Buying pants to fit your body as it changes is a way of giving LOVE.
MY body has changed in the last month... which is to be expected, because I have a human body, and human bodies change.
Sometimes my body changes for no "good" reason.
Sometimes my body changes when I'm going through some-emotional-thing.
Sometimes my body changes because my routine changes.
Best I can figure, my body changed THIS TIME because my routines fell to shit around the holidays AND and I was nursing a couple of new injuries. Four months into my learn-how-to-do-a-cartwheel (FOR THE FIRST TIME IN MY LIFE) practice, I pulled my groin muscle something wicked AND got bursitis in my right wrist.
(Yes, it's true. I've NEVER in my life done a cartwheel. Not even when I was a kid. And at 45, I've decided to learn. Every week after my hip-hop class, I receive private cartwheel instruction from my dance teacher, Toni. It's scary, and embarrassing, and hard, and gets ALL the negative-voices-inside-my-head roaring their mighty roar. But I'm committed. Not ONLY because I want to learn how to do a cartwheel, but because it's a great lesson in going toe-to-toe with shame, and getting-over-my-damn-self.)

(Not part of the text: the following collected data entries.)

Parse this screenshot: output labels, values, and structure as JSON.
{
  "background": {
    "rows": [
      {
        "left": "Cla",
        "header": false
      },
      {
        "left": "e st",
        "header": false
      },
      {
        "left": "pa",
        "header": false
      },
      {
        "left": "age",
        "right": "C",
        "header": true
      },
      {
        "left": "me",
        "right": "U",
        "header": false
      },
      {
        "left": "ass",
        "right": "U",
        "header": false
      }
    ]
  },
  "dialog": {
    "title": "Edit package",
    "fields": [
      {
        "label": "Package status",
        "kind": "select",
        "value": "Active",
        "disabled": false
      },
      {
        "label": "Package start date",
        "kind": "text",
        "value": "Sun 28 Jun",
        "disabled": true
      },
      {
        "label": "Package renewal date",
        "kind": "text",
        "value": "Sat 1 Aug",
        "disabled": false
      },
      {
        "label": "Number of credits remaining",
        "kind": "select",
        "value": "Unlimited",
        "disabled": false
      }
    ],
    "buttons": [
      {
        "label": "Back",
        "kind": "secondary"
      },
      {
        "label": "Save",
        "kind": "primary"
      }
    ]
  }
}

Between the cartwheel injuries and the holiday madness, I didn't dance OR practice my cartwheels OR go for a walk, not even once. (I DID get out for my weekly Sunday hikes, and squeeze in two dance-yoga classes at Kripalu during my teaching weekend, but I took it easy, and did a ton of stretching.)
MY BODY IS RESPONDING to my lack of movement and all of the yummy meals I ate around the holidays. And you know what... I'm not mad at my body for changing.
Why?
BECAUSE BODIES CHANGE. I worked my body a little too hard during my cartwheel practice, and it responded with injury. So I had to slow down. And when I slowed down, I gained a few pounds.
BIG DEAL.
Weight gain isn't something to fear. It doesn't mean you should feel ashamed of yourself.

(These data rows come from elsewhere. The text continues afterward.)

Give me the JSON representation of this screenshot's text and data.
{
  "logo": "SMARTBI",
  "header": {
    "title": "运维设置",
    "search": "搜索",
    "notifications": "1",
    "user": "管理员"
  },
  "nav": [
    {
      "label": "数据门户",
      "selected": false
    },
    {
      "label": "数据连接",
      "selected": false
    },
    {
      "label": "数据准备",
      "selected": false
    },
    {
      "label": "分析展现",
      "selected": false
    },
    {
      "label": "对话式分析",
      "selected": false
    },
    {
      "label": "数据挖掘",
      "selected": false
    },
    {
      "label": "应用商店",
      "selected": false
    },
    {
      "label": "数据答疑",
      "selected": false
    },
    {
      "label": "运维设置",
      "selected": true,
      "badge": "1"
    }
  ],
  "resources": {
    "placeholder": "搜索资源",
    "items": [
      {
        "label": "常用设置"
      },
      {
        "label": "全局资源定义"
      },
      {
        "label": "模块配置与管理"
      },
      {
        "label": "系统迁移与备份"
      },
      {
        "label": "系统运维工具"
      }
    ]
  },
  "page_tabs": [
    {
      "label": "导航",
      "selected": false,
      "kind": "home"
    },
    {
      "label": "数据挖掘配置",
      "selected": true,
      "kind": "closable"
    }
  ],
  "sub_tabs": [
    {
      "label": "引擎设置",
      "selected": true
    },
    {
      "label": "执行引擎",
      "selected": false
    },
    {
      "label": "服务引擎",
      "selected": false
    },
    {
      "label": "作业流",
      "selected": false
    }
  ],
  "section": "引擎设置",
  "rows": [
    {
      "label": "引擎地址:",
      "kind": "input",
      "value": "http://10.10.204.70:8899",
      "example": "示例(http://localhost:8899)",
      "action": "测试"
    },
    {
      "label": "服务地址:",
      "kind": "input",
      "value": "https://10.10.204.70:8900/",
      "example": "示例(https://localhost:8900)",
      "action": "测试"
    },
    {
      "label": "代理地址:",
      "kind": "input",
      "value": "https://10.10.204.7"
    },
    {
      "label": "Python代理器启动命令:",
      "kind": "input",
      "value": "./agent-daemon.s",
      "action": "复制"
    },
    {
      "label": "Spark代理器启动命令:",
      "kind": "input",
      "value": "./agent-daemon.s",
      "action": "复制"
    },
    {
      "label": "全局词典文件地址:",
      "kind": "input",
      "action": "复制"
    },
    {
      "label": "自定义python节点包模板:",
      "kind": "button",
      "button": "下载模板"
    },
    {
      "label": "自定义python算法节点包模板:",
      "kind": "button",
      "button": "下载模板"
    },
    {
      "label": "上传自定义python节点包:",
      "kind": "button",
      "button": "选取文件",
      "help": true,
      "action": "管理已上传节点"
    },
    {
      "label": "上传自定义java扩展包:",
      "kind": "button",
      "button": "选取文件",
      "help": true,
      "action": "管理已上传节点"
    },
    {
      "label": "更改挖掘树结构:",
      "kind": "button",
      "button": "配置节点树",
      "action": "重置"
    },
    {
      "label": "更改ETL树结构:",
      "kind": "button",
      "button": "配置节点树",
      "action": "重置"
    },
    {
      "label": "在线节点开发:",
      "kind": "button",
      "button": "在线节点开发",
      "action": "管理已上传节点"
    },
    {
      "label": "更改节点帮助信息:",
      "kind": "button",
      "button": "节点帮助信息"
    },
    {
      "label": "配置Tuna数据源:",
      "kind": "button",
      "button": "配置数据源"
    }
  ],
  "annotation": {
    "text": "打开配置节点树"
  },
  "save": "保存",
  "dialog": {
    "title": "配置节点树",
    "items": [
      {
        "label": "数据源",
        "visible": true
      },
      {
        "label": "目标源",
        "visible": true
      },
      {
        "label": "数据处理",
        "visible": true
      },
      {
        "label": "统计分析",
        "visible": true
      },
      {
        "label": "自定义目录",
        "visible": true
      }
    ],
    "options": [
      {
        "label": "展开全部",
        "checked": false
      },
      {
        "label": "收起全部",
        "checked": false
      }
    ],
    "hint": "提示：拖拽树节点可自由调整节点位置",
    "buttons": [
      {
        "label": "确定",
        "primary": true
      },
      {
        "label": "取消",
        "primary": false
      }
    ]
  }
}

Of course, that's not what we're taught. We're taught that if we gain weight, then we've failed - that we've "let ourselves go" - that we're lazy.
We're made to feel ASHAMED when our bodies change.
You guys. Bodies change.
They change for all kinds of reasons, whether we like it or not.

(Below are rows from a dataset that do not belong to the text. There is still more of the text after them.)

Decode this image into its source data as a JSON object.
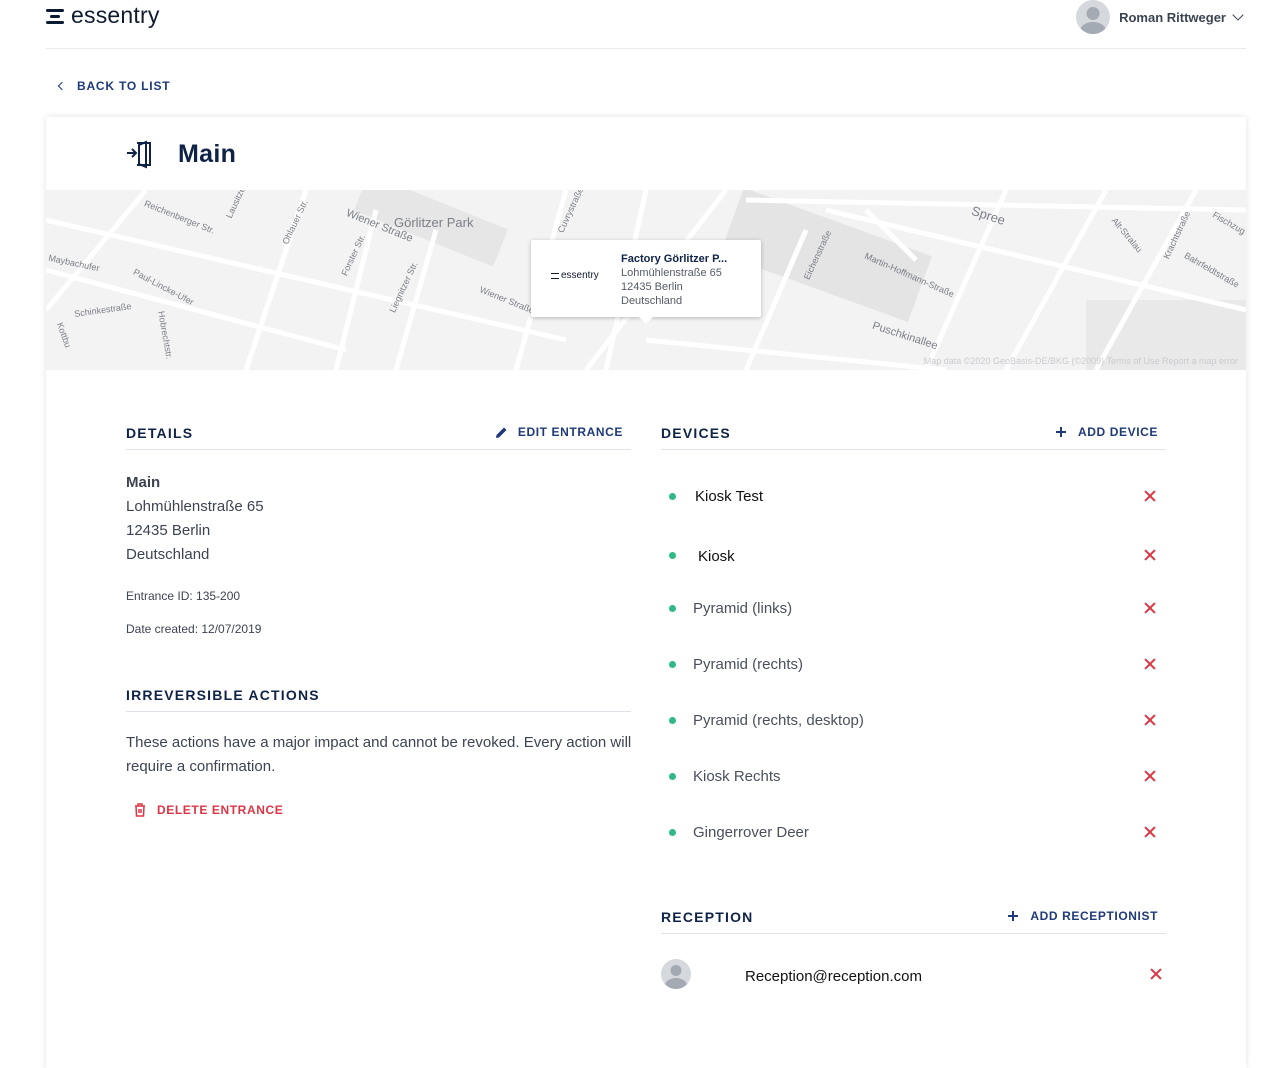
{
  "header": {
    "logo_text": "essentry",
    "user_name": "Roman Rittweger"
  },
  "nav": {
    "back_label": "BACK TO LIST"
  },
  "entrance": {
    "title": "Main"
  },
  "map": {
    "labels": [
      "Görlitzer Park",
      "Spree",
      "Reichenberger Str.",
      "Wiener Straße",
      "Wiener Straße",
      "Maybachufer",
      "Paul-Lincke-Ufer",
      "Schinkestraße",
      "Ohlauer Str.",
      "Forster Str.",
      "Liegnitzer Str.",
      "Lausitzer",
      "Cuvrystraße",
      "Eichenstraße",
      "Martin-Hoffmann-Straße",
      "Puschkinallee",
      "Alt-Stralau",
      "Krachtstraße",
      "Bahrfeldtstraße",
      "Fischzug",
      "Hobrechtstr.",
      "Kottbu"
    ],
    "popup": {
      "logo_text": "essentry",
      "name": "Factory Görlitzer P...",
      "street": "Lohmühlenstraße 65",
      "city": "12435 Berlin",
      "country": "Deutschland"
    },
    "footer": "Map data ©2020 GeoBasis-DE/BKG (©2009)   Terms of Use   Report a map error"
  },
  "details": {
    "heading": "DETAILS",
    "edit_label": "EDIT ENTRANCE",
    "name": "Main",
    "street": "Lohmühlenstraße 65",
    "city": "12435 Berlin",
    "country": "Deutschland",
    "entrance_id": "Entrance ID: 135-200",
    "date_created": "Date created: 12/07/2019"
  },
  "irreversible": {
    "heading": "IRREVERSIBLE ACTIONS",
    "text": "These actions have a major impact and cannot be revoked. Every action will require a confirmation.",
    "delete_label": "DELETE ENTRANCE"
  },
  "devices": {
    "heading": "DEVICES",
    "add_label": "ADD DEVICE",
    "items": [
      {
        "name": "Kiosk Test",
        "status": "online"
      },
      {
        "name": "Kiosk",
        "status": "online"
      },
      {
        "name": "Pyramid (links)",
        "status": "online"
      },
      {
        "name": "Pyramid (rechts)",
        "status": "online"
      },
      {
        "name": "Pyramid (rechts, desktop)",
        "status": "online"
      },
      {
        "name": "Kiosk Rechts",
        "status": "online"
      },
      {
        "name": "Gingerrover Deer",
        "status": "online"
      }
    ]
  },
  "reception": {
    "heading": "RECEPTION",
    "add_label": "ADD RECEPTIONIST",
    "items": [
      {
        "email": "Reception@reception.com"
      }
    ]
  },
  "colors": {
    "primary": "#1e3a78",
    "title": "#0f2348",
    "danger": "#dc3545",
    "status_online": "#2fb984"
  }
}
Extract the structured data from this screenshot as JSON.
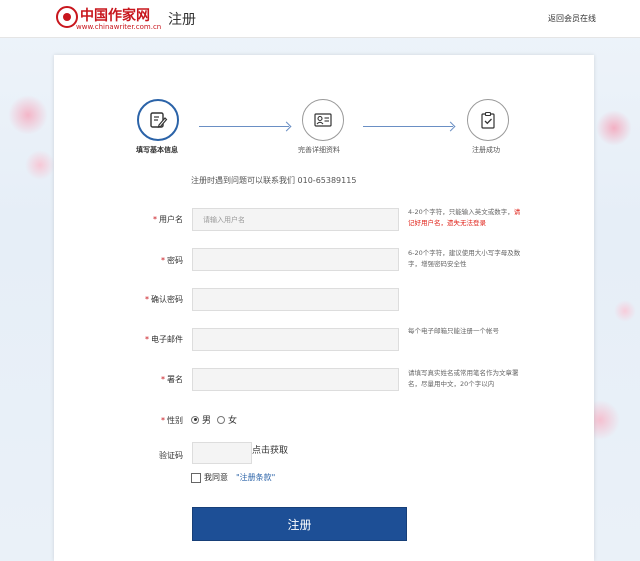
{
  "header": {
    "logo_cn": "中国作家网",
    "logo_en": "www.chinawriter.com.cn",
    "title": "注册",
    "back_link": "返回会员在线"
  },
  "steps": [
    {
      "label": "填写基本信息",
      "icon": "edit-icon",
      "active": true
    },
    {
      "label": "完善详细资料",
      "icon": "profile-card-icon",
      "active": false
    },
    {
      "label": "注册成功",
      "icon": "clipboard-check-icon",
      "active": false
    }
  ],
  "help_text": "注册时遇到问题可以联系我们 010-65389115",
  "form": {
    "username": {
      "required_mark": "*",
      "label": "用户名",
      "placeholder": "请输入用户名",
      "value": "",
      "hint": "4-20个字符，只能输入英文或数字，",
      "hint_warn": "请记好用户名，遗失无法登录"
    },
    "password": {
      "required_mark": "*",
      "label": "密码",
      "value": "",
      "hint": "6-20个字符，建议使用大小写字母及数字，增强密码安全性"
    },
    "confirm_password": {
      "required_mark": "*",
      "label": "确认密码",
      "value": ""
    },
    "email": {
      "required_mark": "*",
      "label": "电子邮件",
      "value": "",
      "hint": "每个电子邮箱只能注册一个帐号"
    },
    "pen_name": {
      "required_mark": "*",
      "label": "署名",
      "value": "",
      "hint": "请填写真实姓名或常用笔名作为文章署名，尽量用中文，20个字以内"
    },
    "gender": {
      "required_mark": "*",
      "label": "性别",
      "options": [
        "男",
        "女"
      ],
      "selected": "男"
    },
    "captcha": {
      "label": "验证码",
      "value": "",
      "get_link": "点击获取"
    },
    "agree": {
      "label": "我同意",
      "terms": "\"注册条款\"",
      "checked": false
    },
    "submit_label": "注册"
  }
}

My body's job isn't to be pretty and to stay the same size.
My body's job is to be a human body.
MY JOB is to take care of my human body.
So that my body can take care of me.
For me, that means eating foods that make my body feel energized, hiking on Sundays, walking my kids to and from school, and going to dance class. It also means slowing down when I get an injury.
It doesn't mean pushing myself THROUGH an injury because I'm afraid of what will happen to my body if I stop moving/exercising. It doesn't mean obsessively restricting my food intake, and counting my calories while my body is healing. And when/if my pants become too small, it doesn't mean I'm going to punish my body by wearing too-small pants that squeeze my guts and make my crotch burn when I sit down because they're so tight!!
That's just... mean. That's what bullies do. And I refuse to be a bully to my body.
Yet... how many of you have done this?
I know, I have too. I used to do this ALL THE TIME. Not anymore though. I've wised up to the brainwashing tricks of the multi-bajillion-dollar-industrial-diet-complex that has, in the past, highjacked my good sense and convinced me that I should feel ashamed for "letting" my body change.
So here I am, in my today-body, wearing pants that I have filled to the brim, and feeling good about it; I'm making a conscious decision to honor my body as it changes... not punish it.
This is what unconditional (body) love "looks" like. And I threw "looks" in quotes there, because loving your body has NOTHING to do with what your body actually LOOKS like. It has to do with how you TREAT your body, not just when it's behaving the way you want it to, but when it's changing WITHOUT your express permission.
I wanna know... how do YOU honor your body when it changes? Is it something that comes easy for you? Or do you have to work at it?
I know I have to work at it, every damn day. But I gotta tell you, I think it's worth it.